J’ai toujours trouvé que plus on en montre, moins on laisse de place à l’imagination.

J’ai toujours préféré la sensualité suggérée, les tenues de plage légères, être topless à la fin de la journée quand tout le monde a quitté la plage, voire même me baigner toute nue dans une crique secrète que moi seule connais dans mon village en Corse.

Bref, je ne suis pas contre être à moitié à poil dans la sphère relativement privée, mais sur une plage aussi bondée que la Cinquième avenue un samedi, je préfère garder mon quant-à-soi.

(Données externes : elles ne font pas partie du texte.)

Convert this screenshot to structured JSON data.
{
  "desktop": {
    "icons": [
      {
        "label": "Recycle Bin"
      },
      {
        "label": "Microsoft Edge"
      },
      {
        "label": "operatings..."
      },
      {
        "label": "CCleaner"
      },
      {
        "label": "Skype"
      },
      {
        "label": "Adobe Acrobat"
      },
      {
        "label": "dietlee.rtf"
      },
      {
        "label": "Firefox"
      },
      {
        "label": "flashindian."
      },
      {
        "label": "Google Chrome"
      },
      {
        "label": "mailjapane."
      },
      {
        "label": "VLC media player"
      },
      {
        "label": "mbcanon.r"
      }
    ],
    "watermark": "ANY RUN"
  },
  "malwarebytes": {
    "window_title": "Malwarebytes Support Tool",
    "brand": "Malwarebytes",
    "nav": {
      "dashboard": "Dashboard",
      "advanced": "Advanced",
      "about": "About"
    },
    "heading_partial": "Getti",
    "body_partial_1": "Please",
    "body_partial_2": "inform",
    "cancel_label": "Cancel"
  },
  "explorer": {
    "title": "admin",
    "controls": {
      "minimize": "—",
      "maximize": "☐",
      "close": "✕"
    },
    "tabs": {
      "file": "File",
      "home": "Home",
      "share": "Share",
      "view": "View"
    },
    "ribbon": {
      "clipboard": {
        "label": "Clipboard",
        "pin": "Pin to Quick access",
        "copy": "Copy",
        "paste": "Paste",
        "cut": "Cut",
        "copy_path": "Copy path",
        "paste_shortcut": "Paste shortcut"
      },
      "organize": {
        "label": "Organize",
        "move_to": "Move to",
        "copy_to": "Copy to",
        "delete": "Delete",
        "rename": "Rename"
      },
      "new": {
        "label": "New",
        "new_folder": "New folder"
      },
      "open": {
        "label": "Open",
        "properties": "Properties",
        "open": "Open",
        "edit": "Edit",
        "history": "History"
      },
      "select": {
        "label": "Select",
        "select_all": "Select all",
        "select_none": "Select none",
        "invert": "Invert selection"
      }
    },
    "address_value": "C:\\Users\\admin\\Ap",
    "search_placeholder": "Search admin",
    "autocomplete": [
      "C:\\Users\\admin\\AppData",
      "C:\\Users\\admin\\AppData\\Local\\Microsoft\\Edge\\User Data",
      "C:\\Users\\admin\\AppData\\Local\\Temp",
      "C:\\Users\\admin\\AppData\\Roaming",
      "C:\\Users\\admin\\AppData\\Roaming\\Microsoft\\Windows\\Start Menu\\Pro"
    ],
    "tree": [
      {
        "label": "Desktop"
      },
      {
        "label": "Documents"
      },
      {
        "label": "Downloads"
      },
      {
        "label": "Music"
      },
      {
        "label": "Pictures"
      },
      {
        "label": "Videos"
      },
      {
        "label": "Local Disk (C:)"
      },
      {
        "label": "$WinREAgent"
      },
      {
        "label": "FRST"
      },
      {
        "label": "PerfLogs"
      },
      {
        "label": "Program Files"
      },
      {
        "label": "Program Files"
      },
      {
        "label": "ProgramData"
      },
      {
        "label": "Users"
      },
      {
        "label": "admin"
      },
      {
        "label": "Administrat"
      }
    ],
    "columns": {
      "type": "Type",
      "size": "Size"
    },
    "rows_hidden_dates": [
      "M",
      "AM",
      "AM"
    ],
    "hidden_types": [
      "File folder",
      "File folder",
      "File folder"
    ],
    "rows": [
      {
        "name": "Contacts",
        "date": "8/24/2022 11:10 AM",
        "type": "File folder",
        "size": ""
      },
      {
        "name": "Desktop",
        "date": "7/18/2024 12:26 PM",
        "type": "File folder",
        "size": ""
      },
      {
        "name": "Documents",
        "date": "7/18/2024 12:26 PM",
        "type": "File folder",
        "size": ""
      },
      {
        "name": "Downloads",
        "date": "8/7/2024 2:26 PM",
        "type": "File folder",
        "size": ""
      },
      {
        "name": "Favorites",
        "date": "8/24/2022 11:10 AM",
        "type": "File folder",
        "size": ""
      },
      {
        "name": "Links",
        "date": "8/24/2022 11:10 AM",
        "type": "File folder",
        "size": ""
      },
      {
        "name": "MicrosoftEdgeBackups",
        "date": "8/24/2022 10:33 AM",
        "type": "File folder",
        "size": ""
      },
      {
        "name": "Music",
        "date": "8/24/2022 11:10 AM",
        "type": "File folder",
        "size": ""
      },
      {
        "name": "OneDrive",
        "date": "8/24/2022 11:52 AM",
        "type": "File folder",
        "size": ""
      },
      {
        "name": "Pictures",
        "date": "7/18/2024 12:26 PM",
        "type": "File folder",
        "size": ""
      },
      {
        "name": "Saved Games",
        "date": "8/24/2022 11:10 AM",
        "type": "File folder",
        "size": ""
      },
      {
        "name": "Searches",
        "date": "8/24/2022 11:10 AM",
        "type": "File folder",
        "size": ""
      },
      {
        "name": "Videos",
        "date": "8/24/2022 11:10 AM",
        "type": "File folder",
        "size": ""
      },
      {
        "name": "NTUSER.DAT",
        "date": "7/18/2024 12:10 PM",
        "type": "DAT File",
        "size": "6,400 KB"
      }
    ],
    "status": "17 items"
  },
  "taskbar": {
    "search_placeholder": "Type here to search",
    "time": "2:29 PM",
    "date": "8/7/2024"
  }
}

Total nonne power, quoi. Et vous, c’est comment dans votre pays ? Vous vous comportez comment à la plage ?

—————–

* Too Much Information !!!
** Peut-être parce que j’ai grandi dans l’un des coins les plus sauvages de la Corse ?
*** Sauf le coup où j’ai perdu mon BAS DE MAILLOT devant tout le monde lors d’un saut périlleux à la piscine.
**** Les Miamians (et oui) en ont très TRÈS marre que je parle de Miami Beach comme si c’était Miami. Donc je vous parle de Miami Beach, qui est un quartier très spécial de Miami.
**** Un jour Scott m’a filmée en train de danser sur Temperature et j’ai dû le menacer de jeter son téléphone par la fenêtre pour qu’il efface la vidéo, le salaud.